Come detto, era un’intelligenza lucida e aveva compreso parecchie cose. L’energia era il motore della società che emergeva in quegli anni; i Popoli tenuti soggetti dalle Potenze coloniali avrebbero presto rotto quelle catene e l’Italia, che Potenza coloniale non era più, poteva essere in prima fila ad offrire tecnologie e opportunità di lavoro in cambio delle risorse che essi avevano in abbondanza. Lo vedeva come un equo scambio alla pari con il fine d’uno sviluppo comune, e usando l’Eni, creato nel ’53, diede tutto se stesso a questo scopo.
Mattei l’eretico
Sembrerebbe un fine ragionevole, ma il mondo era ben diverso e una simile teoria suonava eretica e pericolosa alle orecchie di chi se l’era spartito e realizzava utili immensi rapinando quelle risorse e lasciando briciole. Mattei mirava invece alla creazione di lavoro nei luoghi ove impiantava attività, sia che fosse in Italia che all’estero; e le attività, poiché creavano ricchezza, dovevano lasciarne un’equa quantità sui territori da cui provenivano; a motivo di questa sua visione, puntava alla collaborazione e non allo sfruttamento dei Paesi e dei Popoli.
Esempi chiari sono stati i suoi rapporti intensi con l’Algeria e il Marocco, che stavano uscendo dall’esperienza coloniale francese, e con l’Iran, dove inaugurò la formula divenuta famosa del 75/25, che lasciando al Paese ove operava la maggior parte di utile, fece urlare di rabbia i concorrenti. Di qui lo scontro frontale e la lotta con le “7 Sorelle”, punta di lancia della visione imperialistica dell’economia e dello sfruttamento delle materie prime nei Paesi del Terzo Mondo. Ma non solo, respingeva anche l’ottuso scontro fra i blocchi (allora si era in piena Guerra fredda), collaborando con l’Urss di Kruscev, con lo scambio petrolio – manufatti industriali. Il suo programma, insomma, era la costruzione di una crescita comune.

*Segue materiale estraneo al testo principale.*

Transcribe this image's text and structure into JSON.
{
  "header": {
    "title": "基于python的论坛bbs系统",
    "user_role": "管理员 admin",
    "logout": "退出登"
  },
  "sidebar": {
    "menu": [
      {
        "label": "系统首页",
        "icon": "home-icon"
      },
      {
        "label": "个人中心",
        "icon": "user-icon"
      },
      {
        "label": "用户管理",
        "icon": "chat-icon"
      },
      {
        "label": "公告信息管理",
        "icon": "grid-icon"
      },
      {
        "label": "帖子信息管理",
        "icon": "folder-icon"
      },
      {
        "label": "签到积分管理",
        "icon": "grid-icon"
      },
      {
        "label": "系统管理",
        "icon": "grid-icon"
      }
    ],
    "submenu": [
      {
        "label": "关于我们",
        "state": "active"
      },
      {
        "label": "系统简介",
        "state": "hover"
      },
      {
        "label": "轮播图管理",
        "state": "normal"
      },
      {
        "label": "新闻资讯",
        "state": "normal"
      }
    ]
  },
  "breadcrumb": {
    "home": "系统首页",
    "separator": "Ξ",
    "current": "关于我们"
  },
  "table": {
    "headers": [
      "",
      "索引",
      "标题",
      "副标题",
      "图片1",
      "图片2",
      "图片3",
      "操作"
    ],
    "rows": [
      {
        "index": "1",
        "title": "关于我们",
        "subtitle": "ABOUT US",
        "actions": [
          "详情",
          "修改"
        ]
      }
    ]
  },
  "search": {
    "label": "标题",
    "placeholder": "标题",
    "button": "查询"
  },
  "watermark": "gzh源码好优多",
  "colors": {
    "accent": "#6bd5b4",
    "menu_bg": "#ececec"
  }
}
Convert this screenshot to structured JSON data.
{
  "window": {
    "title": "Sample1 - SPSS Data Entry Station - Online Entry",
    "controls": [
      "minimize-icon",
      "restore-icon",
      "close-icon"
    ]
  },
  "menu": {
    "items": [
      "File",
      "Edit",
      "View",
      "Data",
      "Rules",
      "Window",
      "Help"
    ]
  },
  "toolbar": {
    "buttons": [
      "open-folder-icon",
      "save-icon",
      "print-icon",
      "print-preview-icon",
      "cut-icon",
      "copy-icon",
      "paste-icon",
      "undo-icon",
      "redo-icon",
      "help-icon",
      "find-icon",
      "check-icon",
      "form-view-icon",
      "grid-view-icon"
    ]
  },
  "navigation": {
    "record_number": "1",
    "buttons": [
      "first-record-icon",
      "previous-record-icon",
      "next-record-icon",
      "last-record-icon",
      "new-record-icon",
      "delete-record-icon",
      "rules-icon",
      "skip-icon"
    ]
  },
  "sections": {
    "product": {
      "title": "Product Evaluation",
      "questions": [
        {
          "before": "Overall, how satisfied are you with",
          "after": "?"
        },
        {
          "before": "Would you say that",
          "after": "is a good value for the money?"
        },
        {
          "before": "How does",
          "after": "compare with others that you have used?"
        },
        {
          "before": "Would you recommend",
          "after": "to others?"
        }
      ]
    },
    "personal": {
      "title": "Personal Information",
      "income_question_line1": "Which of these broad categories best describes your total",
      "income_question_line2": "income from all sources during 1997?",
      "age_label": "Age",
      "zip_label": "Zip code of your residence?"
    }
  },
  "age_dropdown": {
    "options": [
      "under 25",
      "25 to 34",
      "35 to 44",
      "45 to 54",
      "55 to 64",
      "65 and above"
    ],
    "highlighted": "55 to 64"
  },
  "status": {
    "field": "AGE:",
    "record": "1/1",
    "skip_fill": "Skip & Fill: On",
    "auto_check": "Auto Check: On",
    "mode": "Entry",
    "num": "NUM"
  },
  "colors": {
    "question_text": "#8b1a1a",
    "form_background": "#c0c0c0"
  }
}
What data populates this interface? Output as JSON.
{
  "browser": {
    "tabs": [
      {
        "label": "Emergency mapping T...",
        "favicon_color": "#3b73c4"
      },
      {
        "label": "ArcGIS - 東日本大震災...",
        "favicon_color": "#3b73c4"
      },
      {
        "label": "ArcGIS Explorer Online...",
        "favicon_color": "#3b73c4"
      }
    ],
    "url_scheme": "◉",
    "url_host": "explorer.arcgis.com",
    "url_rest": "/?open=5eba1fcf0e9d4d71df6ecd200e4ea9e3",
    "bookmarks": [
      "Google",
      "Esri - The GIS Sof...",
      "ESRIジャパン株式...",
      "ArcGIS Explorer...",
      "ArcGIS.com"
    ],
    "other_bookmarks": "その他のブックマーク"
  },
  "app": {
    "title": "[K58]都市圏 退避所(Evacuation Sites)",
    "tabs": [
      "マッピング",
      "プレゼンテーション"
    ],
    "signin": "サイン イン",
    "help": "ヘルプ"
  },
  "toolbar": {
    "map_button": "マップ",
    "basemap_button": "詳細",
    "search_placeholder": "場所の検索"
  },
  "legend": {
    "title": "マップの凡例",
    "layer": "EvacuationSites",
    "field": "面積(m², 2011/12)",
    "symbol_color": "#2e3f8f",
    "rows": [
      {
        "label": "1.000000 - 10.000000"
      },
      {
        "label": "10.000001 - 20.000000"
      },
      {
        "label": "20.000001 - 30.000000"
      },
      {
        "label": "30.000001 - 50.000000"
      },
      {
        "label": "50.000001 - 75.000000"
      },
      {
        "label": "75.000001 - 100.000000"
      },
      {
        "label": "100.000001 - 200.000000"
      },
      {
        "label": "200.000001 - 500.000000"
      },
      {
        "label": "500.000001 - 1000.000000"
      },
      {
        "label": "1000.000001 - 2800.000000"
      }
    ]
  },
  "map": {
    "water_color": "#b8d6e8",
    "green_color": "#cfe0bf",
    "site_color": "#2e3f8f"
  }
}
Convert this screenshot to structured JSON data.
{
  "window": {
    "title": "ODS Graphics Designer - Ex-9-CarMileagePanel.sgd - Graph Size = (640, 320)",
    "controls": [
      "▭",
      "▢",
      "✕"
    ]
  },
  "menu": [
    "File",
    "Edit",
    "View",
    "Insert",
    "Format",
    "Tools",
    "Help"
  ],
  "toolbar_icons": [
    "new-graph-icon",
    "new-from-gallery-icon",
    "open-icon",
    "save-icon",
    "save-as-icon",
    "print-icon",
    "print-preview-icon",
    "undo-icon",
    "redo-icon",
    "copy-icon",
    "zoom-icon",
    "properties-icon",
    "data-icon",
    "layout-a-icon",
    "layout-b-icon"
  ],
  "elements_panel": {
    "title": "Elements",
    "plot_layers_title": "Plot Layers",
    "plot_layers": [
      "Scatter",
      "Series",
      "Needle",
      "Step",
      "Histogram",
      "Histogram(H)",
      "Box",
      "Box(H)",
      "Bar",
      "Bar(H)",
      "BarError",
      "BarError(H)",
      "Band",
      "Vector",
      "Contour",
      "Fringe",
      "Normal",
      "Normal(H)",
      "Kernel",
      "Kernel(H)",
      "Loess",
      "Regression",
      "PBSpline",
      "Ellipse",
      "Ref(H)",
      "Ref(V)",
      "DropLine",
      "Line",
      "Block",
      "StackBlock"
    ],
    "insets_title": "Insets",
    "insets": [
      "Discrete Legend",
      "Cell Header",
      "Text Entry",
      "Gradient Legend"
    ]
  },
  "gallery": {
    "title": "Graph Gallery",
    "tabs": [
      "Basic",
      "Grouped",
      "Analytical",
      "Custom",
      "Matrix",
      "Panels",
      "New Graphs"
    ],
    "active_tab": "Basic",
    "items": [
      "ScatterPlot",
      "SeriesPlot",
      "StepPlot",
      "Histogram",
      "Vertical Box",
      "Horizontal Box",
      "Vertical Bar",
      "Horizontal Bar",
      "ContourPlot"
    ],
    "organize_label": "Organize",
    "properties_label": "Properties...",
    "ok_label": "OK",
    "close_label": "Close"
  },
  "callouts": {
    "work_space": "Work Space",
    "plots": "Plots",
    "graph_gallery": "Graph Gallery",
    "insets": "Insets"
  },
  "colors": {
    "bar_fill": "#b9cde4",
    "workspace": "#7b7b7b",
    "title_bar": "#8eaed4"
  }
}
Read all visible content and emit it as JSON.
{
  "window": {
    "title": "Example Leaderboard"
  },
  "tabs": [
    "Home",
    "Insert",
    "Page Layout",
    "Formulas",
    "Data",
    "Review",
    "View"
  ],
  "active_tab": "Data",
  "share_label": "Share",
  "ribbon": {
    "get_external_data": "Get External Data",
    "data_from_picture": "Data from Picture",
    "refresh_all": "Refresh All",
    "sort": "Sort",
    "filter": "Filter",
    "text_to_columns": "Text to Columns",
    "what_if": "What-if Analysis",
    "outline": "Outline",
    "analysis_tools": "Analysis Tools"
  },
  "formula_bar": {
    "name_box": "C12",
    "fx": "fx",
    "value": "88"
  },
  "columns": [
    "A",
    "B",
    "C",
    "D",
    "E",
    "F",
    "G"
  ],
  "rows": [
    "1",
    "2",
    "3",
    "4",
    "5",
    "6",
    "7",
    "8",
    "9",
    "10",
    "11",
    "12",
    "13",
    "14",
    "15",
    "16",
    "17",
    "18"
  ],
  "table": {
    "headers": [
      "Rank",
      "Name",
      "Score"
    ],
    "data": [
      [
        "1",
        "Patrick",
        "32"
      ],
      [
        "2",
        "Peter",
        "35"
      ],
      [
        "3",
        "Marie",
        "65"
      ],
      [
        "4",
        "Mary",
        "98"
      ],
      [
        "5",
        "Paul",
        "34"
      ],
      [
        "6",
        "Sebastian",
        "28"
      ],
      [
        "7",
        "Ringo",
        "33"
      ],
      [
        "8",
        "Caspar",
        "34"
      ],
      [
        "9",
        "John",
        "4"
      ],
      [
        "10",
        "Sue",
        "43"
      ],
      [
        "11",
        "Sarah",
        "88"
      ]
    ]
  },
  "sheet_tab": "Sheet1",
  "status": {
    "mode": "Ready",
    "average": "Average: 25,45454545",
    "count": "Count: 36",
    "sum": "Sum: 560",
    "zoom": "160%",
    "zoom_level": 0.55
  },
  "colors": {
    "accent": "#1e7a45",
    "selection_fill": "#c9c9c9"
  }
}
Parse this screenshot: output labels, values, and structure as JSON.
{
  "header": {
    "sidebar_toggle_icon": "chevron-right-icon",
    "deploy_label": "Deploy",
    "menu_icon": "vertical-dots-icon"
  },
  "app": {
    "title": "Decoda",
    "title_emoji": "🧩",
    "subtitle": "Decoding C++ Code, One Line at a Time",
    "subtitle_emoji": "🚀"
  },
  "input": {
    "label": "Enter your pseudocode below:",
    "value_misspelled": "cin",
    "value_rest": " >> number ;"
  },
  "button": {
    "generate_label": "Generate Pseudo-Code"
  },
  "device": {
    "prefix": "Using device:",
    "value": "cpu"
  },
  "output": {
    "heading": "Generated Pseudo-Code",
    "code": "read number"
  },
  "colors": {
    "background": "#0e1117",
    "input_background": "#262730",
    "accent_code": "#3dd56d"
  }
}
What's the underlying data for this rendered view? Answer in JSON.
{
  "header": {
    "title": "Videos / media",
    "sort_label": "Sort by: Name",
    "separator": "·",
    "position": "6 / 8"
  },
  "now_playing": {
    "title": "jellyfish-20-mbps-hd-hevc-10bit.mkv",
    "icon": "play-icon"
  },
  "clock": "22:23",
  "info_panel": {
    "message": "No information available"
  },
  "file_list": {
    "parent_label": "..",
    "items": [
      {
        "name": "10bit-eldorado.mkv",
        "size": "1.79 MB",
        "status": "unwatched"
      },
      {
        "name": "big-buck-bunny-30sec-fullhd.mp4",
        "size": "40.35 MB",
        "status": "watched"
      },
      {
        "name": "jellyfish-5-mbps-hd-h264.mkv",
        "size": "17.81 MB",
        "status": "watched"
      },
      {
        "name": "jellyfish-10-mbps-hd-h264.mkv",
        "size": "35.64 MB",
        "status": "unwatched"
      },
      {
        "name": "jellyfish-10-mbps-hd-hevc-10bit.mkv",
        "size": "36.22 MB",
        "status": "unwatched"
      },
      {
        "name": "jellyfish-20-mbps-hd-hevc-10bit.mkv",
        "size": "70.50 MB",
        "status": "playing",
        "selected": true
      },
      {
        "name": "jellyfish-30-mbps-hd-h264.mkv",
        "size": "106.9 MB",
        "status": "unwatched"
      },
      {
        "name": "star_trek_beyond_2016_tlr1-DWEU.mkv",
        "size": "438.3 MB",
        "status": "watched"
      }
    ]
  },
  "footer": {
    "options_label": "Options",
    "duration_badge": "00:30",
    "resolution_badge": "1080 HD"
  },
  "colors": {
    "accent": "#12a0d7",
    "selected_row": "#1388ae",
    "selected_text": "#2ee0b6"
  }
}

Uno Stato al servizio del popolo
Inoltre, per lui lo Stato (ma con la “S” maiuscola) doveva essere inteso al servizio di un Popolo e non degli interessi di pochi. Per questo doveva svolgere una funzione d’indirizzo politico e strategico dell’economia, oltre che di controllo, a tutela degli interessi della collettività in nome di cui agiva. Riteneva che il fine ultimo dell’economia, non potesse essere semplicemente la massimizzazione del profitto fine a se stessa, quanto lo sviluppo dei territori e delle popolazioni. Se lo Stato falliva in questo, falliva in una sua funzione primaria, perché non aveva saputo o voluto mettere in campo un progetto chiaro e un efficace controllo affinché non si deviasse da quei fini.
La morte, provvidenziale per i suoi nemici, lo fermò nell’ottobre del 1962 sulla soglia del successo definitivo, ma la sua resta una visione d’impressionante attualità, che dovrebbe spingerci a riflessioni serie su un modello di sviluppo coerente con le aspirazioni, le potenzialità e le risorse fisiche e intellettuali dei territori, su un’area quanto più omogenea, accomunata dalla condivisione di valori e modelli culturali. Un’area mediterranea, ove le popolazioni rivierasche sviluppino sinergie e trovino una via comune, da opporre ad una globalizzazione senz’anima imposta dall’esterno, che distrugge le identità e le radici stesse dei popoli.